Showing posts with label Insurgent Citizenship. Show all posts
Showing posts with label Insurgent Citizenship. Show all posts

Saturday, 27 October 2012

Insurgent Citizenship: Disjunctions of Democracy and Modernity in Brazil


by James Holston, 2007

Insurgent citizenships have arisen in cities around the world. This book examines the insurgence of democratic citizenship in the urban peripheries of São Paulo, Brazil, its entanglement with entrenched systems of inequality, and its contradiction in violence.

James Holston argues that for two centuries Brazilians have practiced a type of citizenship all too common among nation-states--one that is universally inclusive in national membership and massively inegalitarian in distributing rights and in its legalization of social differences. But since the 1970s, he shows, residents of Brazil's urban peripheries have formulated a new citizenship that is destabilizing the old. Their mobilizations have developed not primarily through struggles of labor but through those of the city--particularly illegal residence, house building, and land conflict. Yet precisely as Brazilians democratized urban space and achieved political democracy, violence, injustice, and impunity increased dramatically. Based on comparative, ethnographic, and historical research, Insurgent Citizenship reveals why the insurgent and the entrenched remain dangerously conjoined as new kinds of citizens expand democracy even as new forms of violence and exclusion erode it.

Friday, 16 March 2012

Feminist Praxis, Citizenship and Informal Politics

by Faranak Miraftab, 2006

This article focuses on the Anti-Eviction Campaign (AEC) in Cape Town, South Africa, which is part of the larger anti-privatization movement, mobilized by disadvantaged township residents to assert their constitutional rights and resist evictions and service disconnections. It introduces the mutually constituted concepts of invited and invented spaces of citizenship and stresses the range of grassroots actions spanning those. The article also sheds light on the gender dynamics of the Campaign and how its patriarchal order is being destabilized. The AEC case study engages the pioneering feminist scholarship on citizenship that has embraced both formal and informal arenas of politics. The study points out the risk in constructing yet another binary relation between grassroots coping strategies (in invited spaces) and resistance strategies (in invented spaces). The article calls for a refinement of feminists’ extended notion of politics, recognizing the oppositional practices of the poor in order to construct an inclusive citizenship. It argues that doing so better reflects the practices of the grassroots and furthers a progressive feminist praxis.

Tuesday, 21 February 2012

Insurgent Planning: Situating Radical Planning in the Global South

by Farnak Miraftab, Planning Theory, 2009

This article revisits the notion of radical planning from the standpoint of the global South. Emerging struggles for citizenship in the global South, seasoned by the complexities of state–citizen relations within colonial and post-colonial regimes, offer an historicized view indispensable to counter-hegemonic planning practices. The article articulates the notion of insurgent planning as radical planning practices that respond to neoliberal specifics of dominance through inclusion – that is, inclusive governance. It characterizes the guiding principles for insurgent planning practices as counter-hegemonic, transgressive and imaginative. The article contributes to two current conversations within planning scholarship: on the implication of grassroots insurgent citizenship for planning, and on (de)colonization of planning theory.

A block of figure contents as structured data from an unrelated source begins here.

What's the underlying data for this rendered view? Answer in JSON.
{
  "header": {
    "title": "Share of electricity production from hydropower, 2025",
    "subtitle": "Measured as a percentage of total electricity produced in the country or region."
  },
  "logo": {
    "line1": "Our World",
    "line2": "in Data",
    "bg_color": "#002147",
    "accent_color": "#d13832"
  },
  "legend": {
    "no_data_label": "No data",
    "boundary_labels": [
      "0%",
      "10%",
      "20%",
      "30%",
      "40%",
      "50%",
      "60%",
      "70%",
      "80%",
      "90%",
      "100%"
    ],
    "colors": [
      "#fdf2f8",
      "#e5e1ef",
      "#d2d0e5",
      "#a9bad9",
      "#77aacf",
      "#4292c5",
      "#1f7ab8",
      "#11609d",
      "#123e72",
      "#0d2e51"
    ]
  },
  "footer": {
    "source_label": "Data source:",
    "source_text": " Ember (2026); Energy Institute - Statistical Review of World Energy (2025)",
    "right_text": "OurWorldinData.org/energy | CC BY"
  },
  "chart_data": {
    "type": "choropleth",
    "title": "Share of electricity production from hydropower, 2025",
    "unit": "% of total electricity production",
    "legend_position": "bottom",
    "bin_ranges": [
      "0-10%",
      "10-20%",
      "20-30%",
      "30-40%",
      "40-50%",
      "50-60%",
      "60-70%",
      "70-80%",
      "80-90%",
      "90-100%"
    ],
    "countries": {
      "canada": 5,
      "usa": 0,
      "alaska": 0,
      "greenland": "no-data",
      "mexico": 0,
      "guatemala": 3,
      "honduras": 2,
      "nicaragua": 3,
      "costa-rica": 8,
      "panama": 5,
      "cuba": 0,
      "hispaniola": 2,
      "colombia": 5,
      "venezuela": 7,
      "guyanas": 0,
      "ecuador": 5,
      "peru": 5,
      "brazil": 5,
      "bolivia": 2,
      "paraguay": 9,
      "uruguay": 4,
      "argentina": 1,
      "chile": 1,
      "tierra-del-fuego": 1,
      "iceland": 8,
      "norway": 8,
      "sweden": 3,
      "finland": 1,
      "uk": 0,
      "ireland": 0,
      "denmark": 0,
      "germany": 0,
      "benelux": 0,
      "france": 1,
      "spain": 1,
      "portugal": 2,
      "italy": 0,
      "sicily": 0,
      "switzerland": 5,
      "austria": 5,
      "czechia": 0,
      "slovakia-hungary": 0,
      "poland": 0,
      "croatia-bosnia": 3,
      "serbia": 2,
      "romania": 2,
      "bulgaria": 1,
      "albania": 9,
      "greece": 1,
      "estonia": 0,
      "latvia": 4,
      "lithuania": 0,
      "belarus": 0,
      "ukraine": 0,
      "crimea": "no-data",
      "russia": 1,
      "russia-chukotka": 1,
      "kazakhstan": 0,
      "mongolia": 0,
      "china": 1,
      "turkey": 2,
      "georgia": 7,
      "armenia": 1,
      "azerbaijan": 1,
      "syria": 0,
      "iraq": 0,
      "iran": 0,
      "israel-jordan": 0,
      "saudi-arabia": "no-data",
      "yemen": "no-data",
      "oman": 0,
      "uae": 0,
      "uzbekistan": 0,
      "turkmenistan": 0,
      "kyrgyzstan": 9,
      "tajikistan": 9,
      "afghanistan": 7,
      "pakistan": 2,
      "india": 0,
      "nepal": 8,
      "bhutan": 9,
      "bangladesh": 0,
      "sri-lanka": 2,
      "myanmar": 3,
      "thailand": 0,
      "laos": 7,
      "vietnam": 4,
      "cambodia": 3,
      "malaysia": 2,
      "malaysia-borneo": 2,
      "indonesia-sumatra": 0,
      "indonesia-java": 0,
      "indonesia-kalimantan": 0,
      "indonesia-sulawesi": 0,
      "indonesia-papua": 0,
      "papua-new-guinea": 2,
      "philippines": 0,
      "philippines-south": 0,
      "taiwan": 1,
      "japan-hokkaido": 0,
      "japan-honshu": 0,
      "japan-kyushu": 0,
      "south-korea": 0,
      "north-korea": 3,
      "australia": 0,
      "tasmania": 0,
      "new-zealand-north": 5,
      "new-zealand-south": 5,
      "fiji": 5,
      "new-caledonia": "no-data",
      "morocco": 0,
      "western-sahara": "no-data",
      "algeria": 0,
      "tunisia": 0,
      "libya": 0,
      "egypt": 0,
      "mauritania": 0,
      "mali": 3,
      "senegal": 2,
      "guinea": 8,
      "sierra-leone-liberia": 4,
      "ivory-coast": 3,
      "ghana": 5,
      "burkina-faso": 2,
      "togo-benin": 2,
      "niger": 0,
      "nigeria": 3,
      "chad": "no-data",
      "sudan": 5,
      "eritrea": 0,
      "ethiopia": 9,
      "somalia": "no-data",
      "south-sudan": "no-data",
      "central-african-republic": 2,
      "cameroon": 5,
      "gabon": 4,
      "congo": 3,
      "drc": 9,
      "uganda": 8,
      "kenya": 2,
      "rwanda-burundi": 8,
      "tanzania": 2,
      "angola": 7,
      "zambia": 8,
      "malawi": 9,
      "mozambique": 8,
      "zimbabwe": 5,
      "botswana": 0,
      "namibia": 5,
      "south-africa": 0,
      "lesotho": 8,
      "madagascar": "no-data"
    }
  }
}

Thursday, 24 November 2011

Insurgency and Spaces of Active Citizenship: The Story of Western Cape Anti-eviction Campaign in South Africa

by Faranak Miraftab & Shana Wills, 2005

This article concerns the struggle waged by the poor in Cape Town, South Africa, to assert their constitutional rights to shelter and basic services and protect their life spaces against neoliberal policies. Using insurgent urbanism and active citizenship as its conceptual guide, this article attempts to enhance understanding of grassroots spaces for practicing inclusive citizenship, stretching beyond a limited interpretation of formal citizen participation. Through the example of the Western Cape Anti-Eviction Campaign in South Africa, the article aims to contribute to a recent opening in the planning inquiry by overcoming the selective definition of what constitutes civil society and public participation and underlining the significance of invited and invented spaces of citizen participation in the formation of inclusive citizenship and just cities.